Y ahí se terminaría la historia si no ocurriese que tres días después me tocan timbre y aparece Charles Ontivier, un falso francés que se dedica a vender cuadros falsos, quien viene a pagarme una antiquísima deuda de cien dólares. Es un dinero que había dado por perdido y considero el acontecimiento como extraordinario, sobre todo conociéndolo a Charles. Así que me sorprendo más que mucho y la sorpresa aumenta cuando descubro que el billete con que me paga es el mismo que tres días antes le entregué al amigo Orlando, aquél con Franklin convertido en santo. Inmediatamente disco el número de Orlando y me entero que también él pagó una deuda con esos cien. Le explico lo sucedido y entre los dos nos lanzamos a rastrear el recorrido del billete. Al cabo de algunas horas y numerosos llamados telefónicos llegamos a la conclusión de que el billete pasó exactamente por las manos de doce personas, a cada una de las cuales le debían dólares y que a su vez debía dólares. El último pago le fue efectuado por un abogado de San Isidro a Charles Ontivier, saldando la venta en cuotas de un pequeño Quinquela (falso, según confesión del propio Charles).

De vuelta en mi casa, mientras medito sobre la sorprendente calesita del San Franklin, recibo un llamado del licenciado Santoro quien me dice que anda cerca y necesita verme. Aparece unos minutos después, me informa que lamentablemente debe suspender el proyecto de la corrección del libro, me expone una serie de razones que harían lagrimear el corazón de una piedra y me pide que por favor le devuelva los cien dólares. Meto la mano en el bolsillo y le entrego el billete. El licenciado Santoro me asegura que soy un caballero y se retira.
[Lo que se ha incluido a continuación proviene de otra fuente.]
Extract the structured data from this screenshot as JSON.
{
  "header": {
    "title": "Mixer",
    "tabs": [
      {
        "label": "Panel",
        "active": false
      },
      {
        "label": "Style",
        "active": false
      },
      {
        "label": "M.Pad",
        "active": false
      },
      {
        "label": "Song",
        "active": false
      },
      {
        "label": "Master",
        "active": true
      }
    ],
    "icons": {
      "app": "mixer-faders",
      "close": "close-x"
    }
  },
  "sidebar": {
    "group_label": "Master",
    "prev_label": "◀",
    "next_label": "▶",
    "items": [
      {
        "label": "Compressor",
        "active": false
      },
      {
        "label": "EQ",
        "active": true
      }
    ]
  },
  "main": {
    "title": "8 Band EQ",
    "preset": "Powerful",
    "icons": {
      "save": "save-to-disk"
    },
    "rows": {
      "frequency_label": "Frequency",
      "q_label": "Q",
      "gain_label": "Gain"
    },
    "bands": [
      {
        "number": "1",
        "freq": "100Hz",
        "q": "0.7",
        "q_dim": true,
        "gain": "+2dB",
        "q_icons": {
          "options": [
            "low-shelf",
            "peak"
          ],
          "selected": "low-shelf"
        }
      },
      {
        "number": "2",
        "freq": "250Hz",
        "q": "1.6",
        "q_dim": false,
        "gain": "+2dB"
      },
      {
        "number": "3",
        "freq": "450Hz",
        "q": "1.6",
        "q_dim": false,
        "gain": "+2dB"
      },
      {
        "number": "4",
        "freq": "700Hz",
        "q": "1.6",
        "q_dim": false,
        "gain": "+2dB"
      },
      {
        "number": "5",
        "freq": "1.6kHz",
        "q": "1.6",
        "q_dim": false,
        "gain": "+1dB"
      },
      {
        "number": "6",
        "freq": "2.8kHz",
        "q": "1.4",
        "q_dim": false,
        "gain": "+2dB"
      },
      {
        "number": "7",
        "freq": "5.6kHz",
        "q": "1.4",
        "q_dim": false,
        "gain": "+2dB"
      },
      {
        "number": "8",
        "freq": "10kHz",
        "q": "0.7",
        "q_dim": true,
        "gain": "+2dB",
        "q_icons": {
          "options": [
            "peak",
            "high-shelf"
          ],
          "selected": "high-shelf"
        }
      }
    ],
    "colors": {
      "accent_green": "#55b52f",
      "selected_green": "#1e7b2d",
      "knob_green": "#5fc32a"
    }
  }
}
Quedo nuevamente solo y pienso largamente en esos cien dólares que llegaron y se fueron como una mágica alfombra voladora, que casi no existieron, pero gracias a los cuales doce personas cobraron lo que se les adeudaba o parte de ello, pagaron sus propias deudas o parte de ellas, quedaron en paz con sus almas y recuperaron o conservaron amistades y confianzas. Me devano los sesos con este enigma. Y hay algo más. En esta extensa operación el movimiento no fue en realidad de cien dólares, sino de mil doscientos (lo abonado por los doce deudores). O de dos mil cuatrocientos, si se le suma lo recibido por las mismas personas en su calidad de acreedores. Hice las cuentas lápiz en mano y confío en no haberme equivocado, aunque dudo, no soy bueno para los números. Ya oscureció y sigo reflexionando sobre lo mismo. A las especulaciones y al misterio se ha ido sumando una sensación molesta. Me pregunto: ¿En este ir y venir del billete de cien dólares, finalmente, no habré terminado perdiendo plata?